Cupola is a continuous melting shaft furnace, which has by its inherent design, considerable advantages over batch type melters such as electric furnaces or rotary furnaces. A cupola can accept a wide range of raw materials including oily, wet and contaminated scrap. These materials are unsuitable for electric furnaces for safety reasons and because of the contamination their use is also often limited for metallurgical reasons. In cupola melting there is a degree of refining as the metal forms droplets during melting before collecting in the well. Many contaminants are lost or reduced in value in this process whereas when melting in electric furnaces or rotary furnaces whatever is in the charge material finishes up in the liquid.


Induction furnaces are refractory lined crucibles with a water-cooled induction coil installed behind the refractory. The coil is powered by alternating current, which induces eddy currents in the metallic charge that generate heat. Induction furnaces allow for closer control of the metal analysis since the chemistry can be analyzed and adjusted if necessary before being tapped from the furnace.


Shell cores are made using resin coated silica sand that is invested (blown) into an iron core box. The core box is preheated to about 550 degrees Fahrenheit and the core(s) cure and become rigid due to the reaction between the resin and heat. The cores are yellow in color and are hollow, having a wall thickness of 1/8 to 3/4 inch depending on casting size and configuration. The hollow shell that forms the core gives it its name. Shell cores are made on vertically parted semi-automated machines yielding 20 to 60 cycles per hour. Shell cores provide the best cosmetics and dimensional tolerance of all the core processes


Isocure core process is a cold process where special binders are mixed with the sand immediately prior to being blown by compressed air into the core box. The binders are then set by a gas injected into the core box to make the core hard. Coldbox is the most popular core making process used to produce sand cores in today’s North American foundries.

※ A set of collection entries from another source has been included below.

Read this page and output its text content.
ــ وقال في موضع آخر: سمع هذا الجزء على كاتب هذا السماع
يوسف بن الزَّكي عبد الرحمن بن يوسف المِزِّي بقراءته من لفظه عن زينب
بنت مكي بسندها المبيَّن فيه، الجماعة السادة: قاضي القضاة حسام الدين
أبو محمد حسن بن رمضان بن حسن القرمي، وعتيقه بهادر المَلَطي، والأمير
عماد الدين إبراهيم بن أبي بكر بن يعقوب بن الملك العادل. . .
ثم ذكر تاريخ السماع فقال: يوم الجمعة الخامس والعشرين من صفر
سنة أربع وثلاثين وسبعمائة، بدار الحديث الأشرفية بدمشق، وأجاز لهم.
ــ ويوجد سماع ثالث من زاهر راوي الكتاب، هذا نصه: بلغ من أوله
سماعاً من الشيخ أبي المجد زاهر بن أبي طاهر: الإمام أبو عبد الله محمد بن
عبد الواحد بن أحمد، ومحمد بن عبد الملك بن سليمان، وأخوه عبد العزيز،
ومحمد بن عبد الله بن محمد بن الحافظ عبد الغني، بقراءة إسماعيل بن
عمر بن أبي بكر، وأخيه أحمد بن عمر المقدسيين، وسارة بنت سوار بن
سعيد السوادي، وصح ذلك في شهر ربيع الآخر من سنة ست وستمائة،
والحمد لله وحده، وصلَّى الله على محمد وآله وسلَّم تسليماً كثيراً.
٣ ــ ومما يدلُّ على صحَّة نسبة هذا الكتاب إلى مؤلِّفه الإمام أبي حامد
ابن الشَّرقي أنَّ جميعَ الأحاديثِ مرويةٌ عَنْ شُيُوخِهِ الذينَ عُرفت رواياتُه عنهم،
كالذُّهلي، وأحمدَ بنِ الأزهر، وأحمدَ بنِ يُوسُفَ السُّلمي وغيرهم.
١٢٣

For your high volume applications, our 3 Disa vertical molding machines are available to produce parts in both ductile casting and gray iron casting.

(2) Disa Mark 5B 21″x26″
(1) Disa Mark 4A 20″x25″


For your medium volume needs, we have three Beardsley and Piper match plate molding machines.

(1) B&P 16″x20″ Ductile and Gray Iron
(2) B&P 20″x26″ Ductile and Gray Iron


Our Rotolift and Squeezer match-plate molding machines are designed for your low volume applications. Each machine is manually operated and we have varying flask sizes to produce a range of part sizes from 1-100 pounds. We pour gray and ductile iron on these molding centers.